Mais à la fin du mois, à partir du 22 décembre, nous avons payé tous les salaires, idem en janvier. Ils ont compris qu’ils ne nous auraient pas comme ça…Et on me le reproche aujourd’hui…! Parce que j’ai continué à faire mon travail, et à payer les fonctionnaires. Même motif, même punition pour les mesures que j’ai prises dans le souci du maintien de l’ordre. J’ai utilisé un décret qui existe depuis 1961, et qui permet d’ouvrir la possibilité, ce n’est pas une fatalité, de mettre en état d’alerte les forces de maintien de l’ordre si la situation est telle que des incidents sont à craindre. Bref, je faisais mon métier pour assurer la sécurité de l’État et des populations, je gouvernais. C’est cela, qu’on veut faire passer pour un plan criminel…
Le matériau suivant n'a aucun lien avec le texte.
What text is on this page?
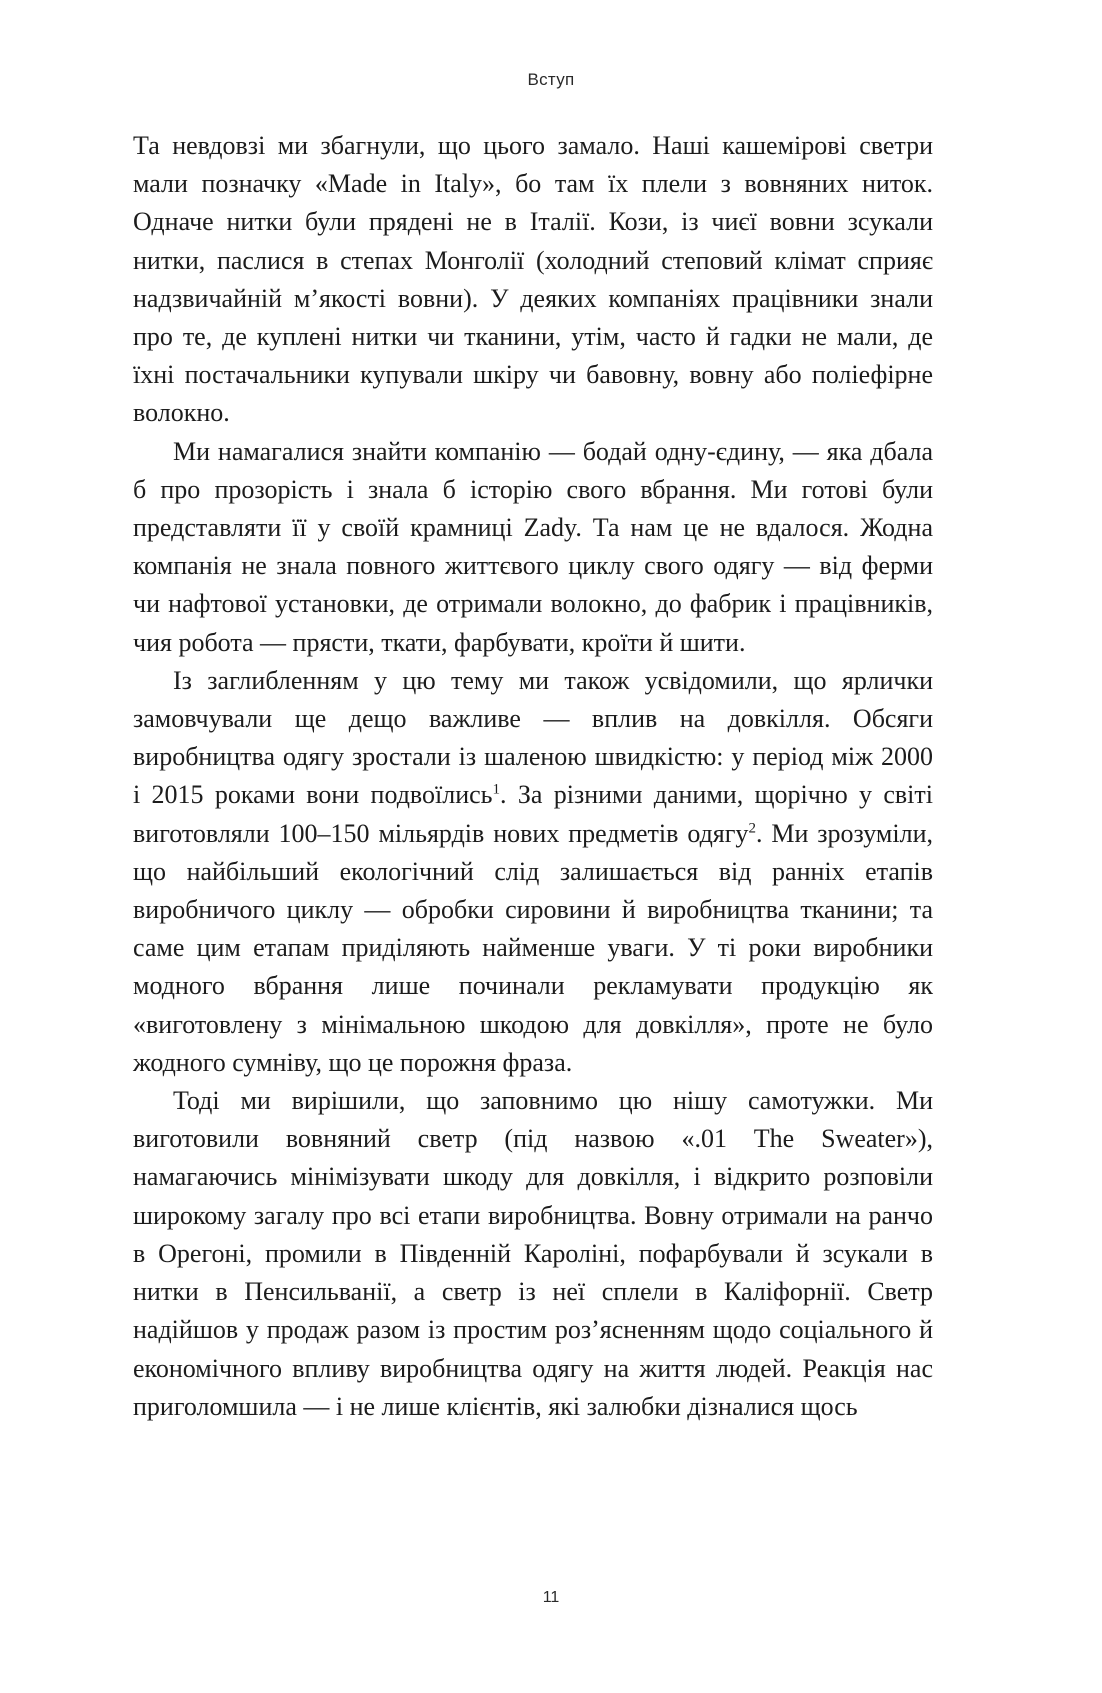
Вступ

Та невдовзі ми збагнули, що цього замало. Наші кашемірові светри мали позначку «Made in Italy», бо там їх плели з вовняних ниток. Одначе нитки були прядені не в Італії. Кози, із чиєї вовни зсукали нитки, паслися в степах Монголії (холодний степовий клімат сприяє надзвичайній м’якості вовни). У деяких компаніях працівники знали про те, де куплені нитки чи тканини, утім, часто й гадки не мали, де їхні постачальники купували шкіру чи бавовну, вовну або поліефірне волокно.

Ми намагалися знайти компанію — бодай одну-єдину, — яка дбала б про прозорість і знала б історію свого вбрання. Ми готові були представляти її у своїй крамниці Zady. Та нам це не вдалося. Жодна компанія не знала повного життєвого циклу свого одягу — від ферми чи нафтової установки, де отримали волокно, до фабрик і працівників, чия робота — прясти, ткати, фарбувати, кроїти й шити.

Із заглибленням у цю тему ми також усвідомили, що ярлички замовчували ще дещо важливе — вплив на довкілля. Обсяги виробництва одягу зростали із шаленою швидкістю: у період між 2000 і 2015 роками вони подвоїлись$^1$. За різними даними, щорічно у світі виготовляли 100–150 мільярдів нових предметів одягу$^2$. Ми зрозуміли, що найбільший екологічний слід залишається від ранніх етапів виробничого циклу — обробки сировини й виробництва тканини; та саме цим етапам приділяють найменше уваги. У ті роки виробники модного вбрання лише починали рекламувати продукцію як «виготовлену з мінімальною шкодою для довкілля», проте не було жодного сумніву, що це порожня фраза.

Тоді ми вирішили, що заповнимо цю нішу самотужки. Ми виготовили вовняний светр (під назвою «.01 The Sweater»), намагаючись мінімізувати шкоду для довкілля, і відкрито розповіли широкому загалу про всі етапи виробництва. Вовну отримали на ранчо в Орегоні, промили в Південній Кароліні, пофарбували й зсукали в нитки в Пенсильванії, а светр із неї сплели в Каліфорнії. Светр надійшов у продаж разом із простим роз’ясненням щодо соціального й економічного впливу виробництва одягу на життя людей. Реакція нас приголомшила — і не лише клієнтів, які залюбки дізналися щось

11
Les rebelles avaient introduit des commandos armés au cœur d’Abidjan, toute une armée. Ils devaient faire leur jonction avec les centaines de soldats rebelles, des mercenaires burkinabés pour la plupart qui étaient cantonnés à l’Hôtel du Golf, un vaste complexe situé au bord de la lagune, où se trouvaient depuis septembre, les Ouattara et les chefs rebelles. Dès le début du mois de décembre 2010, les attaques contre la population et les forces de l’ordre ont commencé à Abidjan jusqu’à ce que la stratégie de prise de pouvoir violente par Alassane Ouattara et ses soutiens soit révélée lors de l’attaque générale et concertée, lancée dans tout Abidjan le 16 décembre 2010.
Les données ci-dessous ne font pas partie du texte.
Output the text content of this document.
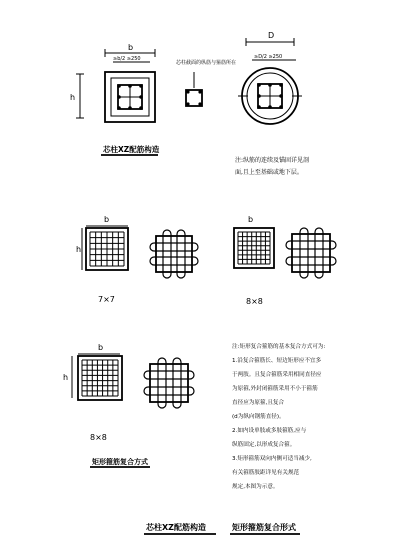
b
≥b/2 ≥250
h
芯柱截面的纵筋与箍筋所在
D
≥D/2 ≥250
芯柱XZ配筋构造
注:纵筋的连续及锚固详见剖
面,且上至基础或地下层。
b
h
7×7
b
8×8
b
h
8×8
矩形箍筋复合方式
注:矩形复合箍筋的基本复合方式可为:
1.沿复合箍筋长、短边矩形应不宜多
于两肢。且复合箍筋采用相同直径应
为原箍,外封闭箍筋采用不小于箍筋
直径应为原箍,且复合
(d为纵向钢筋直径)。
2.如内设单肢或多肢箍筋,应与
纵筋固定,以形成复合箍。
3.矩形箍筋双向内侧可适当减少,
有关箍筋肢距详见有关规范
规定,本图为示意。
芯柱XZ配筋构造	矩形箍筋复合形式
(…) Il y en a eu des morts, beaucoup de morts, il y a eu tant de morts. N’est-ce pas indigne de vouloir me les attribuer alors que je n’ai cessé de prôner la réconciliation? Je craignais tellement que le pays soit définitivement coupé en deux, j’étais tellement préoccupé par le fait que la situation pouvait conduire à des tensions profondes et définitives entre Ivoiriens, que j’ai tout fait pour parvenir à une solution pacifique. J’ai accepté tous les compromis. Je l’ai souvent dit, je n’ai jamais eu d’arme, je n’aime pas les armes, je n’aime pas la guerre, je n’ai jamais fait de coup d’État… J’ai écrit des livres, Pour une alternative démocratique, Agir pour les libertés, et quelques autres. J’ai proposé aux juges de La Haye de les leur faire porter, car c’est dans ces livres que l’on peut me connaître, savoir qui je suis, quel est le sens de ma vie…
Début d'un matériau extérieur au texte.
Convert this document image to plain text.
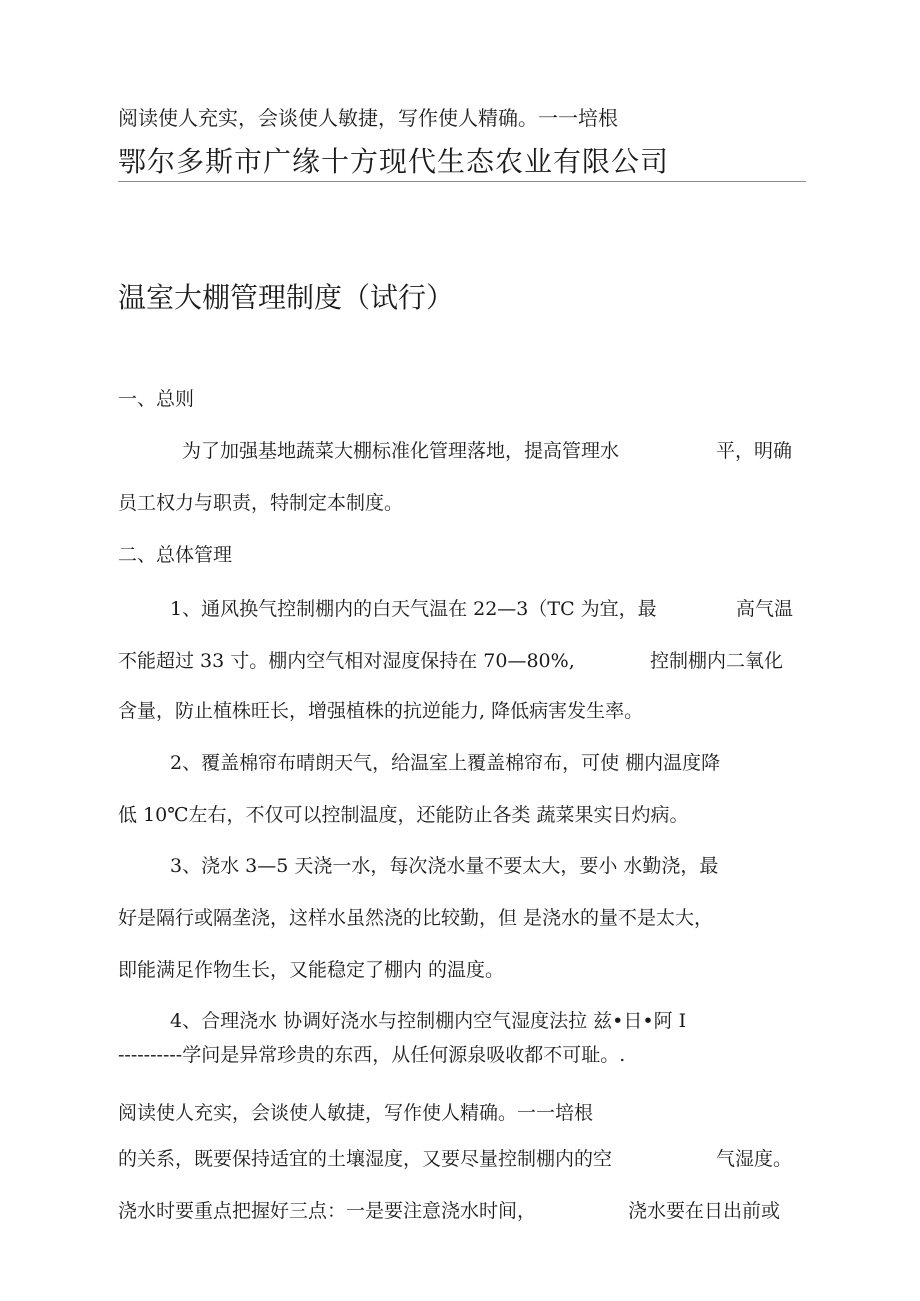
阅读使人充实，会谈使人敏捷，写作使人精确。一一培根

鄂尔多斯市广缘十方现代生态农业有限公司

温室大棚管理制度（试行）

一、总则

为了加强基地蔬菜大棚标准化管理落地，提高管理水	平，明确

员工权力与职责，特制定本制度。

二、总体管理

1、通风换气控制棚内的白天气温在 22—3（TC 为宜，最	高气温

不能超过 33 寸。棚内空气相对湿度保持在 70—80%,	控制棚内二氧化

含量，防止植株旺长，增强植株的抗逆能力, 降低病害发生率。

2、覆盖棉帘布晴朗天气，给温室上覆盖棉帘布，可使 棚内温度降

低 10℃左右，不仅可以控制温度，还能防止各类 蔬菜果实日灼病。

3、浇水 3—5 天浇一水，每次浇水量不要太大，要小 水勤浇，最

好是隔行或隔垄浇，这样水虽然浇的比较勤，但 是浇水的量不是太大，

即能满足作物生长，又能稳定了棚内 的温度。

4、合理浇水 协调好浇水与控制棚内空气湿度法拉 兹•日•阿 I

----------学问是异常珍贵的东西，从任何源泉吸收都不可耻。.

阅读使人充实，会谈使人敏捷，写作使人精确。一一培根

的关系，既要保持适宜的土壤湿度，又要尽量控制棚内的空	气湿度。

浇水时要重点把握好三点：一是要注意浇水时间，	浇水要在日出前或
J’ai toujours entendu sur mon compte des commentaires contradictoires : certains de mes amis m’ont reproché de ne pas être assez dur, et de composer, même avec les adversaires. Mais parler à tout le monde, c’est cela la politique ! Par ailleurs, mes adversaires, eux, prétendent que je serais un dictateur. Toute ma vie j’ai lutté pour la démocratie. J’ai passé des mois en prison et des années en exil du fait de ma lutte pour la démocratie. J’ai refusé le système du parti unique parce que je pensais que l’avenir de l’Afrique ne pouvait s’organiser que dans un cadre démocratique.
Lorsque j’étais en exil en France, j’ai refusé les propositions d’Houphouët-Boigny qui cherchait à me récupérer. J’ai toujours joué le jeu des élections, j’ai toujours cru en la volonté populaire. Et finalement, c’est cela que l’on me reproche : être le porte-parole du peuple. Donner voix au peuple de Côte d’Ivoire.
Combien sont-ils les dirigeants africains qui représentent le peuple? Ils se comptent sur les doigts d’une main.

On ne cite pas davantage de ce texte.